General information
- Type: Ultralight trike
- National origin: Slovenia
- Manufacturer: Pipistrel
- Status: Production complete (2018)
- Number built: 250 (1998)

History
- Manufactured: 1980s - present
- Introduction date: 1980s

= Pipistrel Spider =

Slovenian ultralight trike

The Pipistrel Spider is a Slovenian ultralight trike, designed and produced by Pipistrel of Ajdovščina. The aircraft is supplied as a kit for amateur construction or as a complete ready-to-fly-aircraft.

The Spider was sold in Europe by Flight Team UG & Company AG of Ippesheim, Germany and was sometimes called the Flight Team Spider.

By October 2018 it was listed as a "legacy" product and production had ended.

==Design and development==
The aircraft was designed to comply with the Fédération Aéronautique Internationale microlight category, including the category's maximum gross weight of 450 kg. The aircraft has a maximum gross weight of 450 kg. It features a cable-braced hang glider-style high-wing, weight-shift controls, a two-seats-in-tandem open cockpit with an optional cockpit fairing, tricycle landing gear with wheel pants and a single engine in pusher configuration.

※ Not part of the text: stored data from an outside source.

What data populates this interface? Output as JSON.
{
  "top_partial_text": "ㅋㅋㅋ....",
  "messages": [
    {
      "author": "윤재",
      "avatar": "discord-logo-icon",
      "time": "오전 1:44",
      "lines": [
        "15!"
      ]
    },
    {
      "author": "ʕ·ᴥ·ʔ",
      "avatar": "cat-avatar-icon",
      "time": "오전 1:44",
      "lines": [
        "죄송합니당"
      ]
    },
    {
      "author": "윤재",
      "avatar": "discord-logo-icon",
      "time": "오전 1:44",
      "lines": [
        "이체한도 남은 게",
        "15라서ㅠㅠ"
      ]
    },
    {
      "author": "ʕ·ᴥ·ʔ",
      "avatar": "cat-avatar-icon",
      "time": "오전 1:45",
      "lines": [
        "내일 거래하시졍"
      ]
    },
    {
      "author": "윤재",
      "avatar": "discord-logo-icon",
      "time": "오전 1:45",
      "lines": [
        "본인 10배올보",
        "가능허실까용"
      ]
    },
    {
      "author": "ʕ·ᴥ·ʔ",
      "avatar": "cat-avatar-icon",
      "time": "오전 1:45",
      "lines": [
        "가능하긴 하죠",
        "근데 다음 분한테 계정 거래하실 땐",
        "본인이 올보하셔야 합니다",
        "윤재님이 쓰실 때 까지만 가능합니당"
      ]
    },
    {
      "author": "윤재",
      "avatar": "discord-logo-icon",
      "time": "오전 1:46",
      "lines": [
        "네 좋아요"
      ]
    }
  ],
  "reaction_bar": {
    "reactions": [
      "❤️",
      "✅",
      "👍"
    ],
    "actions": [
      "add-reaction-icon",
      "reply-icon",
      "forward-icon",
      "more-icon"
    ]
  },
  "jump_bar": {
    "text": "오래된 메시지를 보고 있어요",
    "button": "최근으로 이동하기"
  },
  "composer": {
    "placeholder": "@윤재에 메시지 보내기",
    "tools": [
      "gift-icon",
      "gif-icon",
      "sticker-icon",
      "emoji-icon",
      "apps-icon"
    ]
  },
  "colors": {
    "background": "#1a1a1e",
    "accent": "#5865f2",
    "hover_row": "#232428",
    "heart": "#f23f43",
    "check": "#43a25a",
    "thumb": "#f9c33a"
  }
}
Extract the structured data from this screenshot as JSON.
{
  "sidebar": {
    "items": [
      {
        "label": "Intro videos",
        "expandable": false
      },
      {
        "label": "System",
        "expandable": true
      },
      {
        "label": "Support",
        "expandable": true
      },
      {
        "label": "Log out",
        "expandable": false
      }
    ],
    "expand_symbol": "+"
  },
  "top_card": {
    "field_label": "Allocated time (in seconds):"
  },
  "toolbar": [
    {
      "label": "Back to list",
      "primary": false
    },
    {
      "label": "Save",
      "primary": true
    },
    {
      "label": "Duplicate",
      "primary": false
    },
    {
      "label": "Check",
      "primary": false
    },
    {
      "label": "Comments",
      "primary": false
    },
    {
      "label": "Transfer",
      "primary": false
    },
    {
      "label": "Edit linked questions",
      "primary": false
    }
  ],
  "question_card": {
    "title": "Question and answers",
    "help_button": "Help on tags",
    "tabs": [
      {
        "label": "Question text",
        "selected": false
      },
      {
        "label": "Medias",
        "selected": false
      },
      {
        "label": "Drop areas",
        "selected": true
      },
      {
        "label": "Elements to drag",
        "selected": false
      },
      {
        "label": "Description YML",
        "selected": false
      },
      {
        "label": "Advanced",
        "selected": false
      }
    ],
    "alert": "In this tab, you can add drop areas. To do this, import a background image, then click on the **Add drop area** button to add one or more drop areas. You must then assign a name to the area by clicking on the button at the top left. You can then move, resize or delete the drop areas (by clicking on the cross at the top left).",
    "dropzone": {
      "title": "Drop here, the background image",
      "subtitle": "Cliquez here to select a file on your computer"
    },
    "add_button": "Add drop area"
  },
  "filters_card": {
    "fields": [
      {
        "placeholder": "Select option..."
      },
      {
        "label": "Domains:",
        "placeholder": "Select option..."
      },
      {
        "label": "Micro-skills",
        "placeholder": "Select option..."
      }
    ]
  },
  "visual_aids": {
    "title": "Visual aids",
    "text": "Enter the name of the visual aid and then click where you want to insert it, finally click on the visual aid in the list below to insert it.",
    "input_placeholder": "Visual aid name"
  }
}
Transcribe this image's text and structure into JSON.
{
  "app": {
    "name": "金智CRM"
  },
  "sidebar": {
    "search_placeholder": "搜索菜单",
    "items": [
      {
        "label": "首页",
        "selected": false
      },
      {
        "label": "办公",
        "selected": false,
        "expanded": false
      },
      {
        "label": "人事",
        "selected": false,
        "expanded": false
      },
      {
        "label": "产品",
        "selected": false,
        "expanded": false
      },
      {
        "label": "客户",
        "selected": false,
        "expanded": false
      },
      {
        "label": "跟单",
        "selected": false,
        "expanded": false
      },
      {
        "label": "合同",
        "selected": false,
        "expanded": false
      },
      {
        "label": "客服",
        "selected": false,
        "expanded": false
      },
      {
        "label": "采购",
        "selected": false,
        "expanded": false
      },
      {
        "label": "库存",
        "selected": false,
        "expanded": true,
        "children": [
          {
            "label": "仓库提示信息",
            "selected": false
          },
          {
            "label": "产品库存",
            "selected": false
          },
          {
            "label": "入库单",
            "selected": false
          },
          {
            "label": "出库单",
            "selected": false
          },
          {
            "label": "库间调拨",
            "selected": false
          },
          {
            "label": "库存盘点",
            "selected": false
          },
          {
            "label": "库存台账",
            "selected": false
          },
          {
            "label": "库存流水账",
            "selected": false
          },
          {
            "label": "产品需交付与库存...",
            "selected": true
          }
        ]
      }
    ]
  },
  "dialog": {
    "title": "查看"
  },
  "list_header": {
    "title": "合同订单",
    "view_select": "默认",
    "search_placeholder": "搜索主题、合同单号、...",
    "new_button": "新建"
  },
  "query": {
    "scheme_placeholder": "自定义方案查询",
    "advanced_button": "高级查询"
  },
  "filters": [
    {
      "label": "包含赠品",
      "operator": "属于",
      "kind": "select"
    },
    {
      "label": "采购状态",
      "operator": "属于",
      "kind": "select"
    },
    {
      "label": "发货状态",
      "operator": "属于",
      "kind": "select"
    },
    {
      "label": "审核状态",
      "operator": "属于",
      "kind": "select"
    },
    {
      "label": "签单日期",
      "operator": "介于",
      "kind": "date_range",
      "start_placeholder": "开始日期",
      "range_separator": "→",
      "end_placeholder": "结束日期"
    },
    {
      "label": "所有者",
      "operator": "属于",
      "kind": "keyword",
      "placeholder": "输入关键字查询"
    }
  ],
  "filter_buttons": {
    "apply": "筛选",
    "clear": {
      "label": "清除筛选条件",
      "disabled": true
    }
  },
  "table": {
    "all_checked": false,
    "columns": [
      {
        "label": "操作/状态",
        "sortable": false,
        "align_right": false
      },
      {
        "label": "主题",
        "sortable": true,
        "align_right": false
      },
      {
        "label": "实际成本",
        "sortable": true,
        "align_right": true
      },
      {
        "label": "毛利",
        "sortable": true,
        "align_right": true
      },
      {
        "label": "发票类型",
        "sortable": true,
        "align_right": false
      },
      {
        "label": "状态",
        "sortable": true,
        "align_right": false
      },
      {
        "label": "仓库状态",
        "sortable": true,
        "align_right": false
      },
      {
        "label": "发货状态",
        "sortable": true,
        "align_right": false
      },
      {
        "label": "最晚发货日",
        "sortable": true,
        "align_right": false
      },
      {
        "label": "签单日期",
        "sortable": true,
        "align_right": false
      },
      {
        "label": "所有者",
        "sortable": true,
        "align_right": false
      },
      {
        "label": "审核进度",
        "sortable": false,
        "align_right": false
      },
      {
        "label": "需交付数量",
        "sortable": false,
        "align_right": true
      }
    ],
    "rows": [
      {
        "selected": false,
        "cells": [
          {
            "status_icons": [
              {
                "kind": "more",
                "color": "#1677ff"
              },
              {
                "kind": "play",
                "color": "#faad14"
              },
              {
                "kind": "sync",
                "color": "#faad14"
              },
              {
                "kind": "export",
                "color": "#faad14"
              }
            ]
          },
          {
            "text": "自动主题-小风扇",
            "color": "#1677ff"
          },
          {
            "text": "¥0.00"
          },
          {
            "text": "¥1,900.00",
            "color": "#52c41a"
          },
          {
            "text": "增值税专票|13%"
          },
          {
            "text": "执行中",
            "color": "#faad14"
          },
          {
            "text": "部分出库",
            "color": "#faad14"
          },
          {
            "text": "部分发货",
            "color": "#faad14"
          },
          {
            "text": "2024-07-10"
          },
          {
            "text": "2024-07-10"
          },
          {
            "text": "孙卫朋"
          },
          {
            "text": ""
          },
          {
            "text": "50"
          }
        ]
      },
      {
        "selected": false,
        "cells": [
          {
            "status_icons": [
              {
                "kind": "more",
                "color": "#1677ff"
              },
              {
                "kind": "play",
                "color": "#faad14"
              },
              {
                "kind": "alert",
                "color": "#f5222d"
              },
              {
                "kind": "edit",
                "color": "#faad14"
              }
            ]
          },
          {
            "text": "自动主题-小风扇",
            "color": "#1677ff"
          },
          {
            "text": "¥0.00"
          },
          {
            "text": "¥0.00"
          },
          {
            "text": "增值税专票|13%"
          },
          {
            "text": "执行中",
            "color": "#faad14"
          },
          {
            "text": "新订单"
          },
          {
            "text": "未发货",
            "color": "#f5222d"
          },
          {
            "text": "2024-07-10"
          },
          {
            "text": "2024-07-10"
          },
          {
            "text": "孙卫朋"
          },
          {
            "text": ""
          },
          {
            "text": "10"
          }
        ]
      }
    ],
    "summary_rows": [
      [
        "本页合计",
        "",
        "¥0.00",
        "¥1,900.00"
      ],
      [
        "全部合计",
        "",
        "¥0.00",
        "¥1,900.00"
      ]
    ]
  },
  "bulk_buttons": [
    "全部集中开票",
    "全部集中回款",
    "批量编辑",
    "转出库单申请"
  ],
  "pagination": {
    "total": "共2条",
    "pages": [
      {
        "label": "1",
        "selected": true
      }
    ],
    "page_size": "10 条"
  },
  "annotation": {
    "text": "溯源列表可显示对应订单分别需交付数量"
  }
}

The aircraft is made from composites and steel tubing, with its double surface wing covered in Dacron sailcloth. A number of different wings can be fitted to the basic carriage, but typically a 10.50 m span wing is supported by a single tube-type kingpost and uses an "A" frame weight-shift control bar. The powerplant is a twin cylinder, air-cooled, two-stroke, dual-ignition 50 hp Rotax 503 or the twin cylinder, liquid-cooled, two-stroke, dual-ignition 64 hp Rotax 582 engine. The aircraft has an empty weight of 130 kg and a gross weight of 450 kg, giving a useful load of 320 kg. With full fuel of 42 L the payload is 290 kg.

The standard day, sea level, no wind, take off and landing roll with a 50 hp engine is 30 m.

The manufacturer estimates the construction time from the supplied kit as 150 hours.

==Operational history==
By 1998 the company reported that 250 kits had been sold were flying.